Figure 1.
Response of early and late genes and their correlation to signaling activity.
A. The normalized pERK level (Y axis) as a function of GnRH concentration (X axis) as determined by ERK ELISA assays at 5 minutes following activation of LβT2 gonadotropes. B. The expression level of cfos mRNA (Y axis) as a function of GnRH concentrations (X axis) as determined by quantitative PCR at 45 minutes (solid line) and 5 hours (dashed line) following GnRH stimulation of LβT2 gonadotropes. C–F. The expression level of several genes is plotted vs. the activity levels of pERK at 45 minutes (squares) and 5hrs (triangles) following activation of LβT2 gonadotropes by a number of different concentrations of GnRH. Both time-points are fitted to a linear curve (solid and dashed lines, respectively). C and D. The early genes such as cfos and mkp1 exhibit a good linear correlation to pERK activity at 45 minutes, and much weaker correlation at 5 hours. E and F. Later genes such as pacap and follistatin exhibit no correlation to pERK activity at 45 minutes and show weak correlation at 5 hours. Error bars are standard error of mean. n = 4 per point.
Figure 2.
The flow chart describes the methodology proposed in Plato's Cave Algorithm. The algorithm is made of three stages: Data acquisition; Reverse Engineering that is repeated several times for statistical significance; and Post-processing where the results of several experiments are integrated.
Figure 3.
Weight Matrix Derivation – choosing good predictors of signaling activity.
A. The expression levels (in arbitrary units) of four genes under five perturbations (red bars), and their levels without any perturbation (green bars); B. The Z-values for each gene under each perturbation. High Z-values are obtained for genes with statistically significant change (red bars), and low Z-values are obtained when the change can be attributed to noise (blue bars); C. The information score of each gene. When the change in gene activity is specific to one perturbation the information score is high (red bars), and otherwise it is low (blue bars); D. The final weight attributed to each gene for each perturbation. A gene can only get a high weight (red bars) if it has both a high Z-value and a high information score. The values used for the gene expression are not drawn from any experiment and were generated merely to illustrate the methodology.
Figure 4.
Synthetic interaction network.
A. The biochemical interaction network for the synthetic network, including the four signaling components (S1–S4), and the 10 early genes they affect (G1–G10); B. The network of functional interactions between the four signaling components in the synthetic network, as inferred by PLACA. The inferred functional interactions convey the correct biochemical network; C. The heat map of the change in gene activity in all genes (X axis), as obtained from a set of simulations where each signaling component (Y axis) was perturbed. The heat map reveals which genes were involved in inferring each functional interaction.
Figure 5.
Applying PLACA to experimental results in the gonadotrope.
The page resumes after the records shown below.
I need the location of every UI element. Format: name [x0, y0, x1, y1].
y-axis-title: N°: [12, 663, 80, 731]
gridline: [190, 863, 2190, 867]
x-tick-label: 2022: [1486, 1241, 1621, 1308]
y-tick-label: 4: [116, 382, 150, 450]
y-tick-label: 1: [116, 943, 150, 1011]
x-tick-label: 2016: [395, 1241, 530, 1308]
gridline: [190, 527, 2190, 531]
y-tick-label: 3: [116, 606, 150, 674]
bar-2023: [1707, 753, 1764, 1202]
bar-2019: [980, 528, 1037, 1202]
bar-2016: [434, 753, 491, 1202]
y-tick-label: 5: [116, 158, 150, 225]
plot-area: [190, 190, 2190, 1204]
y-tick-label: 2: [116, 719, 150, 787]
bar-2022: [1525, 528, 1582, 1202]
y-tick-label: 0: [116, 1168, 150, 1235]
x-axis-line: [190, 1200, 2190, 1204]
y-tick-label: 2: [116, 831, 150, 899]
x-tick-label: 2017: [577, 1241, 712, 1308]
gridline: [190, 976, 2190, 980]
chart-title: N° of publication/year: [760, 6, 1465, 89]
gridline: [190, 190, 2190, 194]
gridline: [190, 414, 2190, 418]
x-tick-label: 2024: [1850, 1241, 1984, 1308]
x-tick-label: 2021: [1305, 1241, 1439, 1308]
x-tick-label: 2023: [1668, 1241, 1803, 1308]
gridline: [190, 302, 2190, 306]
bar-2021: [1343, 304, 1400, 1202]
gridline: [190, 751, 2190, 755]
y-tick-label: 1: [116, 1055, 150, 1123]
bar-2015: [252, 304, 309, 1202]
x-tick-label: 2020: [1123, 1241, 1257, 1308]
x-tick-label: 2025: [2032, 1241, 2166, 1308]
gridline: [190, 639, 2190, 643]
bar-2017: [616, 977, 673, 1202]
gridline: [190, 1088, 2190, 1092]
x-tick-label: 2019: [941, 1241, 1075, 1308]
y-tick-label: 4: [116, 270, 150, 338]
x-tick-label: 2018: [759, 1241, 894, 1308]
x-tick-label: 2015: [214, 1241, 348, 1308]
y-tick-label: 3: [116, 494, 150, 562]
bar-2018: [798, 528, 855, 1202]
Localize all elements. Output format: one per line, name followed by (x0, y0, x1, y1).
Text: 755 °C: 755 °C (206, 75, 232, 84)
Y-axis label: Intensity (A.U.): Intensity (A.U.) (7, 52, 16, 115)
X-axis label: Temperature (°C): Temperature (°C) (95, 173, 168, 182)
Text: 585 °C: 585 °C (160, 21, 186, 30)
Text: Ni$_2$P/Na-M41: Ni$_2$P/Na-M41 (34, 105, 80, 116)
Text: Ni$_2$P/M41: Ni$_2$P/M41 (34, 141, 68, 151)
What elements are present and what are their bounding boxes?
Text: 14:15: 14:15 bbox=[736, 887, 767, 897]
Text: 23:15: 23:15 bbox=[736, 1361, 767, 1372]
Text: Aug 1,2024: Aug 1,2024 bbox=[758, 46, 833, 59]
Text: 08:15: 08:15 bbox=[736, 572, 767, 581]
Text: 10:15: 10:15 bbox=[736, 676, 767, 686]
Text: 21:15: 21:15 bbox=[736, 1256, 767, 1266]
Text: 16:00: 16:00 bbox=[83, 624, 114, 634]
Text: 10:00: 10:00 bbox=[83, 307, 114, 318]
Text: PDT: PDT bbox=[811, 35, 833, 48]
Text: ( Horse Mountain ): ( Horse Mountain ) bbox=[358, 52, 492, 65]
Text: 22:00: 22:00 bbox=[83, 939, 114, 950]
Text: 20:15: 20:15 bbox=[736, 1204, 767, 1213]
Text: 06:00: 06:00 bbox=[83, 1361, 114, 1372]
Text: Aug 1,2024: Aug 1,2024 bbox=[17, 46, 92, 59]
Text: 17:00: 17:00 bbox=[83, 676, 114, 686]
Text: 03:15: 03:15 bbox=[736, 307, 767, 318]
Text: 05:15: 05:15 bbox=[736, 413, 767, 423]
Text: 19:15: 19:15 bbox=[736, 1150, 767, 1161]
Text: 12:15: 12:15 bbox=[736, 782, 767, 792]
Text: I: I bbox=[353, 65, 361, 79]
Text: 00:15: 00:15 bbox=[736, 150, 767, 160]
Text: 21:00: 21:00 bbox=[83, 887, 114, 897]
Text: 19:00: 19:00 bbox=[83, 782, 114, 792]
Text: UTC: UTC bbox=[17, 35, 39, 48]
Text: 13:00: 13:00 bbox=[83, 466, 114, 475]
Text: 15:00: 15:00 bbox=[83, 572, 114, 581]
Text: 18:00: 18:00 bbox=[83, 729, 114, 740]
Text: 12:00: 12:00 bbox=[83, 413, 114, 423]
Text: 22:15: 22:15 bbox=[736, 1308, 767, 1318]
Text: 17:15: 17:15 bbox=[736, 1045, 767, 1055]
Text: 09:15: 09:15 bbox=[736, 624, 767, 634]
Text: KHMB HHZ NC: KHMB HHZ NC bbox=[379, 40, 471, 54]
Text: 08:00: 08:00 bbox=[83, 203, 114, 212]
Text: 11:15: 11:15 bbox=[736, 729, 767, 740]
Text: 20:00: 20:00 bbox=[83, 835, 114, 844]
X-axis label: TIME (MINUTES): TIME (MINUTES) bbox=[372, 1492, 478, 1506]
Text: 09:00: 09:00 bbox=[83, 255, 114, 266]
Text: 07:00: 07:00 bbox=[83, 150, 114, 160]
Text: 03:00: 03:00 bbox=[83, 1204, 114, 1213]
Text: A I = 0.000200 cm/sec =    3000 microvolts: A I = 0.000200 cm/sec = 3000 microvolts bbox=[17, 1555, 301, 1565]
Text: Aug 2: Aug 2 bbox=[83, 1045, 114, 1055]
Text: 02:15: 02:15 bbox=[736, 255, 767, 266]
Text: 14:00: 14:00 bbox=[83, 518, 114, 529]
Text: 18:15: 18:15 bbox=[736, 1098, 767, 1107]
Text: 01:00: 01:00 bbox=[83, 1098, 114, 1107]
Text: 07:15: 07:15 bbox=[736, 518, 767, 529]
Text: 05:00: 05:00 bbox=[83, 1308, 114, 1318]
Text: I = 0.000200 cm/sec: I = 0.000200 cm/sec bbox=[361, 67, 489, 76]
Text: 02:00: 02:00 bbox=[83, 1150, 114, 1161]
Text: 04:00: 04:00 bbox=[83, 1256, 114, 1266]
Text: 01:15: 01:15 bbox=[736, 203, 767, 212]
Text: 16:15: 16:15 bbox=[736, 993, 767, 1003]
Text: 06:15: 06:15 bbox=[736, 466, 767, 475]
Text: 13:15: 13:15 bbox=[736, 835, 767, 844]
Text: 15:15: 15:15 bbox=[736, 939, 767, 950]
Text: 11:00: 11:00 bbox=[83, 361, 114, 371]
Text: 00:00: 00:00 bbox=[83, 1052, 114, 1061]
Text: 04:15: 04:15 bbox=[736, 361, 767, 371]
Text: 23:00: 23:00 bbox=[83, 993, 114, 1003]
A. The clustered heat map of the log fold change in gene activity for 21 genes (X axis), as obtained from a single experiment (experiment #6), where LβT2 gonadotropes were treated with one of six chemical inhibitors acting on signaling components (Y axis). The fold change is the gene activity in the presence of both inhibitor and GnRH divided by the gene activity with GnRH alone; B. The inferred functional network in the Gonadotrope. PLACA was applied to the experimental data from five independent experiments. The functional network represents signaling components that present a statistically significant functional interaction. The interactions between ERK and PKC, between JNK and Src, and between EGFR and CaMKII were previously seen experimentally, and we have found experimental evidence for the validity of the functional inhibition of EGFR by JNK.
Figure 6.
JNK represses EGF-Stimulation of klf4.
A. Experimental results showing that JNK repression enhances EGF-stimulation of klf4. LβT2 cells were pre-incubated with SP600125 (JNK Inhibitor) for 30 minutes and treated with different concentration of EGF for 45 minutes. The levels of klf4 were measured by quantitative PCR and rps11 was used for normalization. EGF alone causes a slight induction of klf4, and inhibition of JNK results in a more significant induction. With concurrent JNK inhibition and EGF stimulation, a synergistic effect can be seen; B. The proposed biochemical interaction network involving JNK, EGF, EGFR, and klf4 that mediates the functional repression of EGFR by JNK.